Pinheads and Patriots: Where You Stand in the Age of Obama
- Author: Bill O'Reilly
- Language: English
- Genre: Non-Fiction
- Publisher: William Morrow
- Publication date: September 14, 2010
- Publication place: United States
- Media type: Print (Hardback), Kindle, Audio
- Pages: 272 (Hardcover)
- ISBN: 0-06-195071-8
- OCLC: 555673195
- LC Class: PN

= Pinheads and Patriots =

2010 book by Bill O'Reilly

Pinheads and Patriots: Where You Stand in the Age of Obama is a book by American journalist Bill O'Reilly, published in 2010.

== Content ==
The premise of Pinheads & Patriots is taken from a segment on O’Reilly’s talk show, “The Factor,” during which he called out "people who are doing good things (patriots), and those who are doing awful, dumb or evil things (pinheads)". In the book, O’Reilly tries to be more precise about these terms. He defines a pinhead as someone who lacks intelligence or common sense. The term applies to individual actions, but O’Reilly warns that “Pinhead status is a slippery slope. Get in with the wrong crowd, get taken by your own success, or get some bad advice, and all of that can lead to residence in Pinheadville.” By way of contrast, “Patriotism is not short, frenzied outbursts of emotion, but the tranquil and steady dedication of a lifetime.”
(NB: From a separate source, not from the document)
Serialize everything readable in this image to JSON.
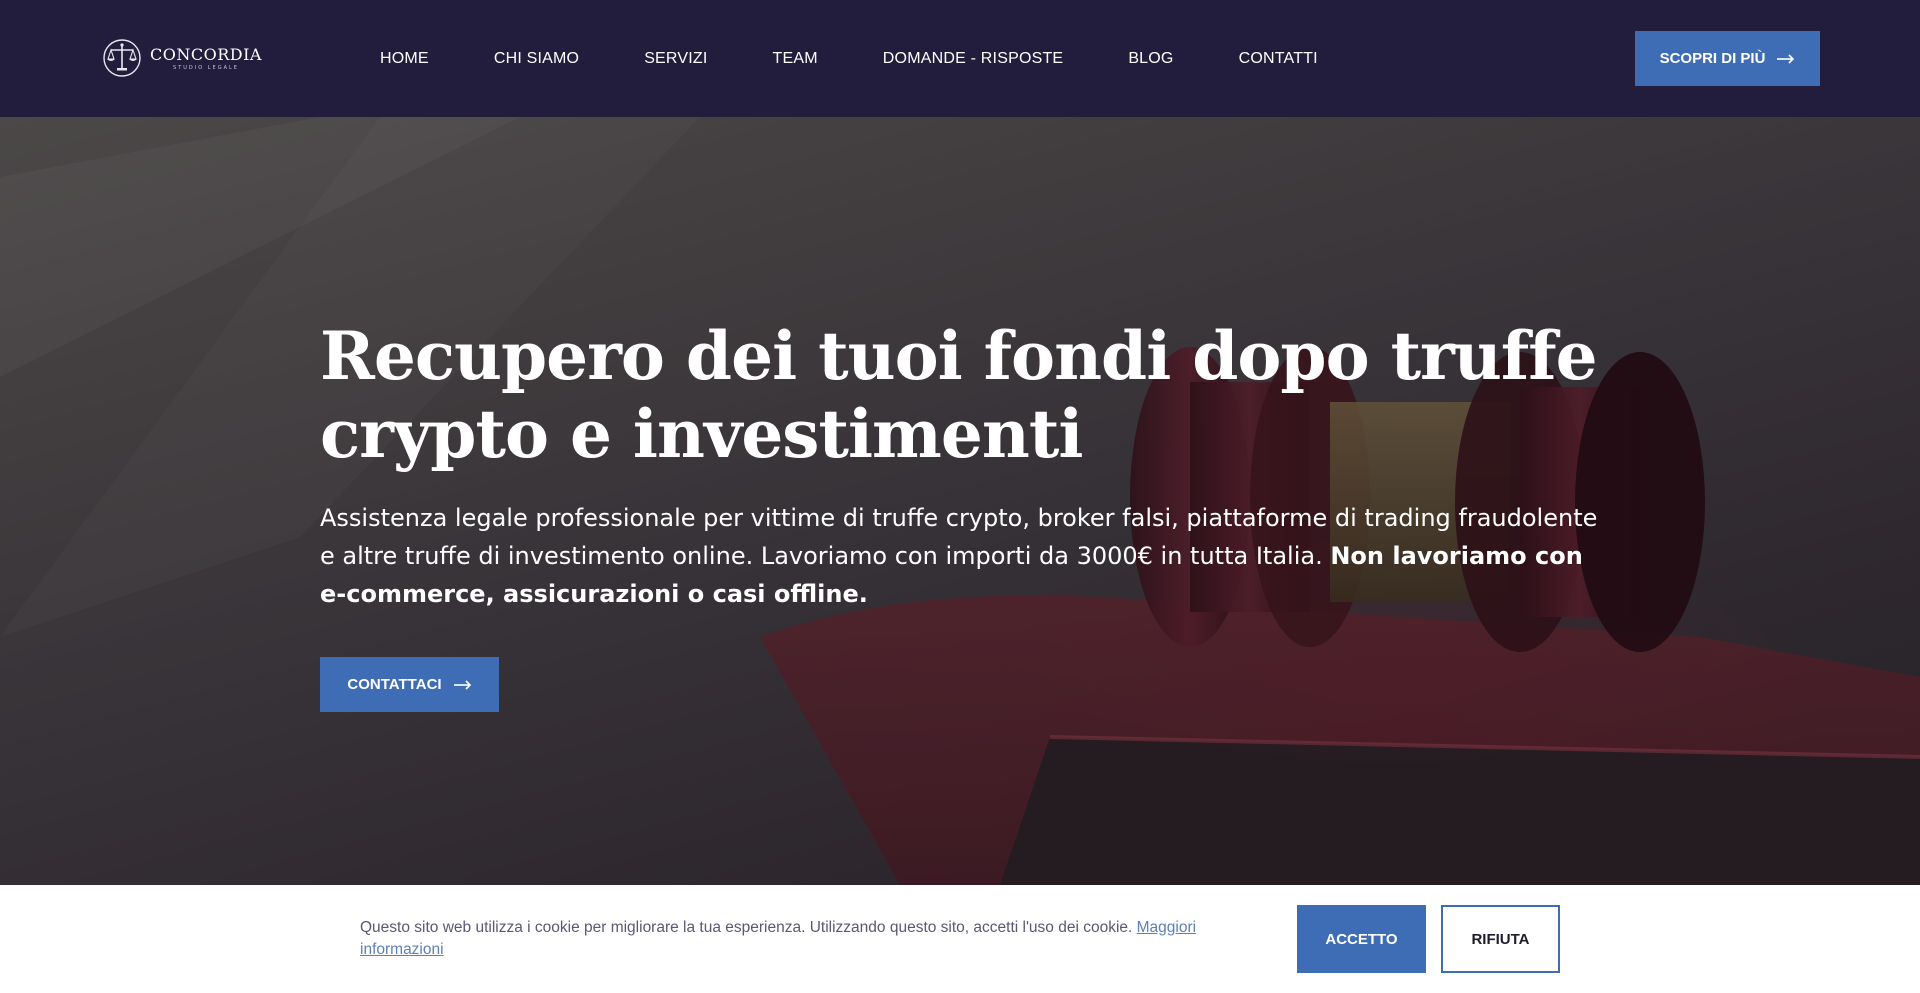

The book focuses on Barack Obama's first 18 months in office and how he and his government managed various events, such as the Deepwater Horizon oil spill and the 2009 Fort Hood shooting. O'Reilly analyses the actions taken and gives his opinion on whether they were handled in a "Patriotic" or "Pinhead" manner.

== Resurgence and Internet Meme Status ==
The book has seen a considerable rise in popularity starting in July 2020 when Far-right streamer Nick Fuentes mentioned it during the superchat segment of his show America First, a political commentary show he hosts on weeknights. Since then, the book has been subject to ridicule and the terminology has been used to mock neoconservatives like O'Reilly. Supreme Court justice Neil Gorsuch has also been targeted by the meme, with Fuentes stating, "We needed a patriot but got a pinhead.”